Настроение у Буркало, облегченного положительными эмоциями, было возвышенное, вдохновенное, он начисто позабыл о генеральской вдове, ибо счел себя, вполне убежденно уже, глупо обиженным ею: ведь хотел угодить, понравиться, потрясти своей исключительностью. Буркало не любил, чтобы его не любили или хотя бы не уважали. Он, например, сумел подружиться даже с двоюродной бабкой Капитолины, потихоньку угощая наглого Барсика валерьянкой; вытащит пузырек, накапает на пол, кот лижет, трется возле его ног, выпрашивает еще, а потом свалится, опьянев, и вальяжно помахивает хвостом, сонно мурлычет. Старуха долго не верила этой нежной привязанности нелюдимого Барсика, слепо присматривалась, тупо принюхивалась, наконец сказала Буркало: «Знать, на пользу пошла тебе отсидка, Барсик только шибко честных жалует, сам лучше любого человека». Правда, какое-то время спустя прибавила: «Поправить бы тебя надо еще, шибко глаза бегучие». Но это лишь рассмешило его и Капитолину, которую он мог обнимать и целовать при неприступной, казалось ранее, родственнице: яга была сломлена морально и умственно.
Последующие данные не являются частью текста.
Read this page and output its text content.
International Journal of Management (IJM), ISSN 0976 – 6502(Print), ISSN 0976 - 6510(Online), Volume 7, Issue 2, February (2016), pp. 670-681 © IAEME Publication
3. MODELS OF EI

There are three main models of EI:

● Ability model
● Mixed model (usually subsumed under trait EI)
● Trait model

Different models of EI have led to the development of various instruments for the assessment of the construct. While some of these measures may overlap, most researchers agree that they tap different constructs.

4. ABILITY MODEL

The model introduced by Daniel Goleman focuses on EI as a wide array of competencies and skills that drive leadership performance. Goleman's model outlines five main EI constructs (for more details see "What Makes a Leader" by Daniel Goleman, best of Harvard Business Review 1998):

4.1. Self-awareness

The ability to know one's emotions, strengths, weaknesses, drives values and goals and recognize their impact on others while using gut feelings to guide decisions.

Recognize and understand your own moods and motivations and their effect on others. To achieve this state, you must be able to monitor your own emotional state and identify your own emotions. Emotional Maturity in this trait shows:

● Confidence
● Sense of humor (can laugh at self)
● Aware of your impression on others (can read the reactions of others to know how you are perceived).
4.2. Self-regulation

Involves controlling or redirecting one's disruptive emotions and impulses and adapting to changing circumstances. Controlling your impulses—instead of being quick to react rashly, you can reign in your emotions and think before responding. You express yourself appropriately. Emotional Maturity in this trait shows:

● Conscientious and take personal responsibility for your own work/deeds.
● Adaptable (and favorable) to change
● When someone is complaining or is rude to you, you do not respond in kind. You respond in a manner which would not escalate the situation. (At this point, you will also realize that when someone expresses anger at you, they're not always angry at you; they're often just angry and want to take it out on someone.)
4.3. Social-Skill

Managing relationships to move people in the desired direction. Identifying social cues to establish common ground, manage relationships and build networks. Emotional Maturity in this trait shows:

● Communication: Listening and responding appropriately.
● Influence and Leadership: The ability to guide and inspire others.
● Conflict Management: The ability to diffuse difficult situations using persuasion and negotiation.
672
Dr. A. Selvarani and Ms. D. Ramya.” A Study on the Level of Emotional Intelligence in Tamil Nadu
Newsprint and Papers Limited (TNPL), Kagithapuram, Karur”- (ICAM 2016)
Он делал бутерброды, открывал банки, украшал блюда зеленью, все поторапливая Капитолину:
— Скоро ты, доярочка молочно-парная? Коньячок прокиснет!
А Капитолине нравилась просторная голубая ванна, в ней столько нежной воды, что можно было лежать на спине, не касаясь краев, и вообще — вся ванная комната сияла, как в заграничном кинофильме, цветным кафелем, никелем, эмалью, а в зеркале смотри себя хоть во весь рост. Здесь Капитолина восстанавливалась и чувствовала себя девчонкой, только что приехавшей из деревни.
Проходя мимо кабинета, она глянула в открытую дверь, прочла знакомый плакатик на стеллаже: «В доме без книг, как без окон, темно. Пословица», заметила недорисованный том Жуковского, сказала:
— Смотрите, Буркалетдинов, у вас одна книга снизу порвана.
Буркало умиленно простонал, не будучи в состоянии расхохотаться — таким восторгом переполнилась его душа: Капитолина не подозревала, что вся библиотека нарисована! Это не просто утверждался его редкий талант, это признавалась его гениальность.
— Починим, Капочка, источник знаний. Книга — не человек. Человеку лучше не жить, чем капитально ремонтироваться. Значит, лечись смолоду. И учись жить с пеленок, а то дураком помрешь.
В гостиной Капитолина занемела от удивления: на ковре, около расстеленной, уставленной тарелками скатерти, величаво восседал человек в азиатском халате, с тонкими, хищно свисающими усами, жиденькой бородкой, раскосый, с бровями, стрелами взлетающими к вискам. Он властно повел рукой, указывая ей место напротив себя, сказал голосом Буркалетдинова:
— Мы приглашаем тебя откушать с нами.
— Ой, вы на кого-то очень похожи!
— На Чингисхана.
— Точно!
— Вот и подгибай ножки, садись за ханский дастархан, сегодня ты первая жена в его гареме.
— Как вам удается так изменяться?
— Чтоб собой оставаться.
— Вам бы на коня…
— Мне бы с ордой хорошей по Европе погулять. Ха-ха и бурр-ла-ла!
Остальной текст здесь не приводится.